George Galloway, the controversial three-time former MP, looks set to win in the upcoming Rochdale by-election this Thursday in a contest that has dominated national headlines and exposed deep splits within the Labour party.
But why is he expected to win and why is he so controversial?
Although Rochdale is more than 2000 miles away from Gaza, the war has dominated campaigning in the town, all to the advantage of Galloway – or ‘Gorgeous George’ as he is sometimes known.
To his supporters, he is a principled socialist and life-long anti-war campaigner, who has dedicated himself to opposing the oppression of Palestinians and Western intervention in the Middle East.
To his opponents, he is an opportunistic defender of dictatorships who focuses on foreign causes at the expense of dealing with issues affecting his constituents, willing to court antisemitism to his advantage.
According to multiple bookmakers, Galloway, 69, is expected be victorious in the election on Thursday, where he is standing for his self-founded Workers Party of Britain.
His campaign has focussed heavily on the war in Gaza, and particularly on Labour’s anti-ceasefire position, a topic close to the hearts of Rochdale’s 30,000-strong Asian community.
This is despite Labour not having a candidate in the running, after Azhar Ali was suspended from the party over comments that were labelled anti-Semitic.
Galloway has called upon voters in the formerly safe Labour seat to vote for him to protest Sir Keir Starmer’s refusal to support an immediate ceasefire in the region.
It shows that despite a strong national lead in the polls, Labour candidates could face difficulties in other constituencies with a large Muslim vote.
No stranger to the tabloids, Galloway was widely ridiculed after he appeared in the fourth series of Celebrity Big Brother back in 2006.
Most famously he acted out as a cat, purring and pretending to eat snacks out of another contestant’s hands, a moment that was voted the cringiest reality TV moment of all time in a 2021 poll.
First elected as a Labour MP in 1987, the Scotsman was thrown out by the party in 2003 following comments he made about the Iraq War.
In 2005 he was elected as MP for the Respect party in East London seat of Bethnal Green and Bow, and again in 2012 in the Bradford West by-election – an event he called the ‘Bradford Spring’, referencing the Arab Spring protests that were happening at the time.
And although his opponents accuse him of divisiveness, few doubt that Galloway is a man who sincerely supports the Palestinian cause.

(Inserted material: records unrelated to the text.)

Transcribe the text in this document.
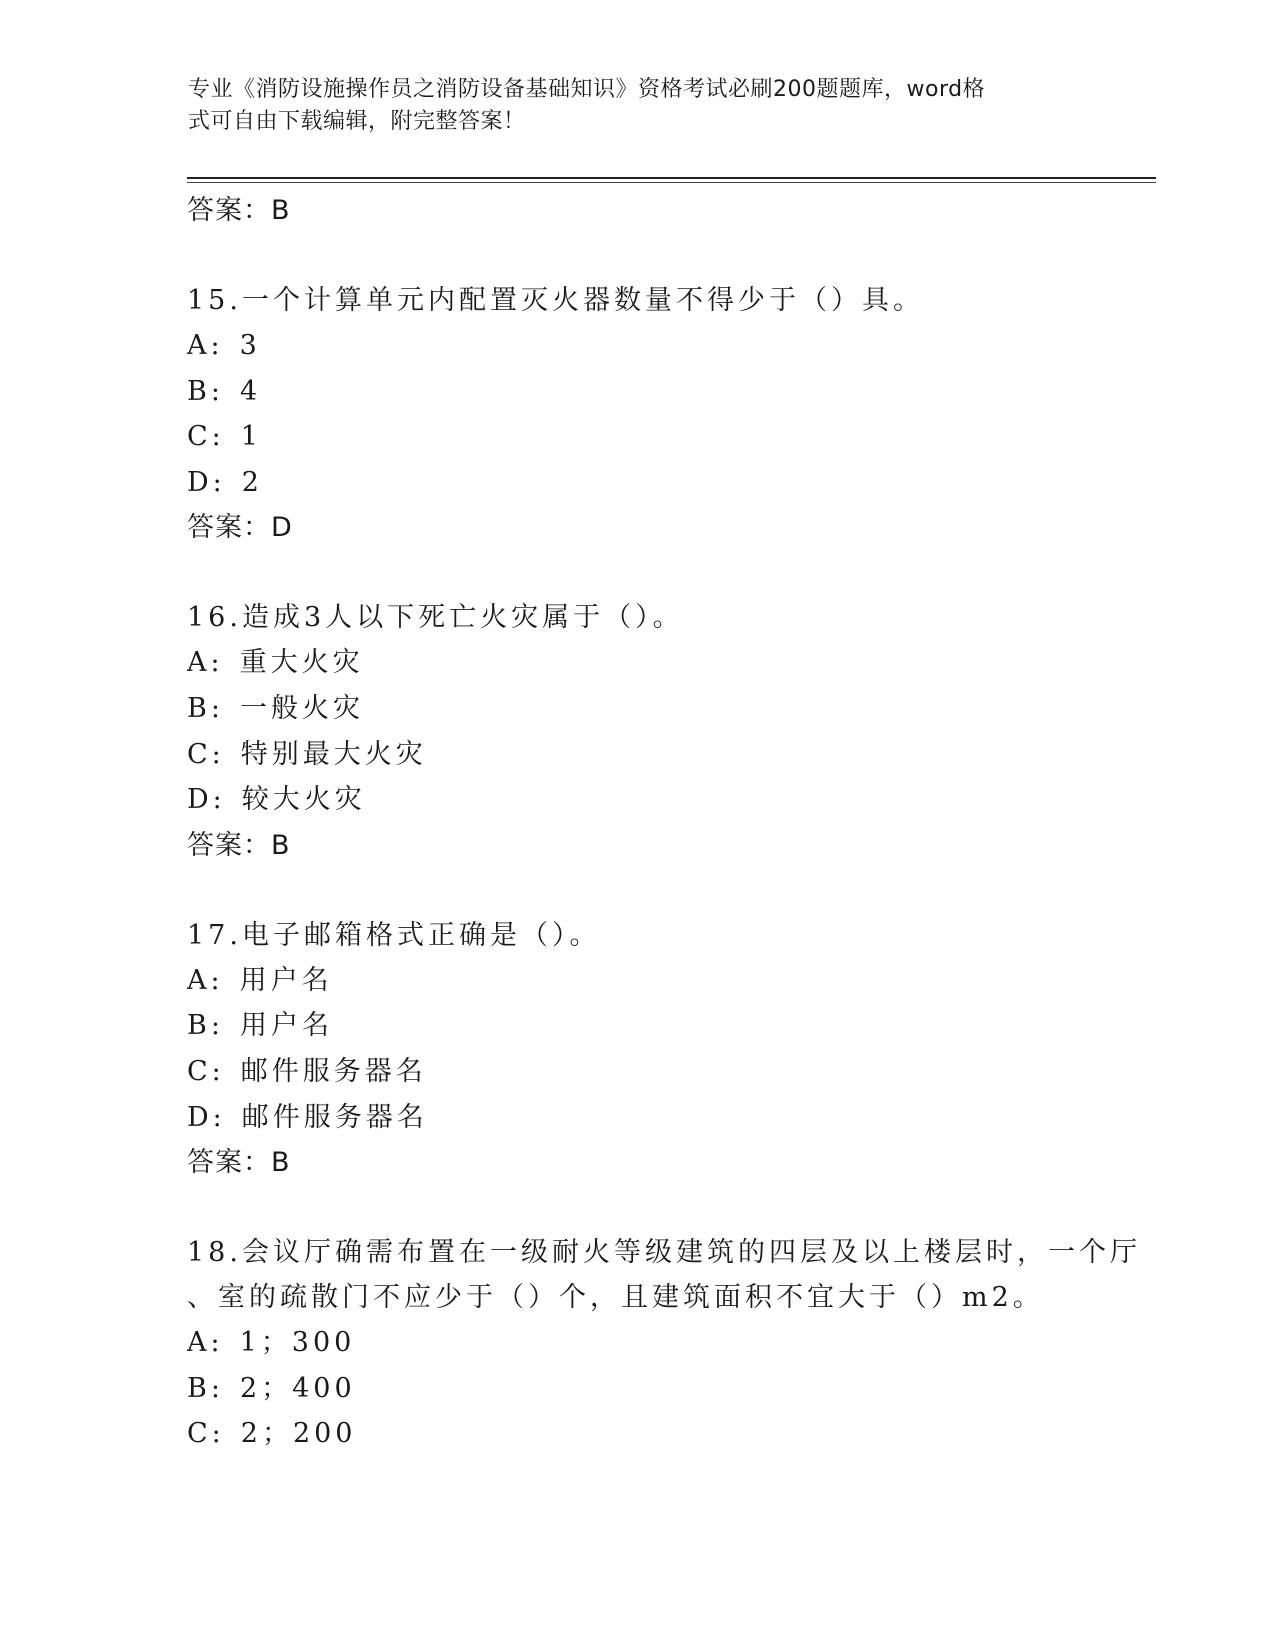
专业《消防设施操作员之消防设备基础知识》资格考试必刷200题题库，word格
式可自由下载编辑，附完整答案！
答案：B
15.一个计算单元内配置灭火器数量不得少于（）具。
A: 3
B: 4
C: 1
D: 2
答案：D
16.造成3人以下死亡火灾属于（）。
A: 重大火灾
B: 一般火灾
C: 特别最大火灾
D: 较大火灾
答案：B
17.电子邮箱格式正确是（）。
A: 用户名
B: 用户名
C: 邮件服务器名
D: 邮件服务器名
答案：B
18.会议厅确需布置在一级耐火等级建筑的四层及以上楼层时，一个厅
、室的疏散门不应少于（）个，且建筑面积不宜大于（）m2。
A: 1；300
B: 2；400
C: 2；200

He became a life-long anti-war campaigner and supporter of the Palestinian and Arab cause in general after visiting war-torn Lebanon in the late 1970s.
He has consistently opposed Western intervention in the Middle East, and became vice-president of the Stop the War Coalition in 2001.
His expulsion from the Labour Party came after he said in an interview about the Iraq War: “The best thing British troops can do is to refuse to obey illegal orders.”
But critics accuse Galloway of being selectively anti-war, supporting anything so long as it was anti-American or anti-Israel, even if that meant supporting dictators.
Galloway met with Saddam Hussein following the 1991 Gulf War, claiming that Iraq was justified in its invasion of Kuwait.
His relationship with the dictator gained him further notoriety after he was accused of accepting payments running into the hundreds-of-thousands of pounds from the Iraqi government.
In 2008 he was criticised by human rights groups and gay rights activists after he was accused of downplaying the persecution of homosexuals in Iran, having claimed that “homosexuals are not executed in Iran, only rapists”.
Then in 2010 he interviewed Iranian President Mahmoud Ahmadinejad, in which he referred to a woman convicted of adultery and sentenced to death by stoning as “the so-called stoning case”.
In recent years he has worked for Russia Today, Russia’s state broadcaster.
Galloway has also been frequently accused of antisemitism and sexism.
During the 2005 electoral campaign in Bethnal Green and Bow, his Labour opponent, Oona King, claimed that campaigners for Galloway had been telling Muslim voters not to vote for her because she is Jewish.
In a debate in Oxford in 2013 over Israel’s occupation of the West Bank, Galloway walked out after discovering that his opponent held Israeli citizenship, and in a 2014 speech delivered in Leeds he declared the area an “Israel-free zone”.
During the 2015 general election, Galloway accused the Labour candidate Naz Shah of having lied over being subject to a forced marriage aged 15.
His claims were proved to be incorrect and he failed to be re-elected, with many critics accusing him of having run a dirty and sexist campaign against Shah.
However, to say that he uses controversy to his advantage would be an understatement, often using attacks against him as evidence of the strength of his convictions.
But with the Rochdale by-election around the corner, the potentially imminent return of George Galloway to the House of Commons will only increase the pressure on Sir Keir Starmer to adapt his party’s position to one that is more in line with the views of many of its voters.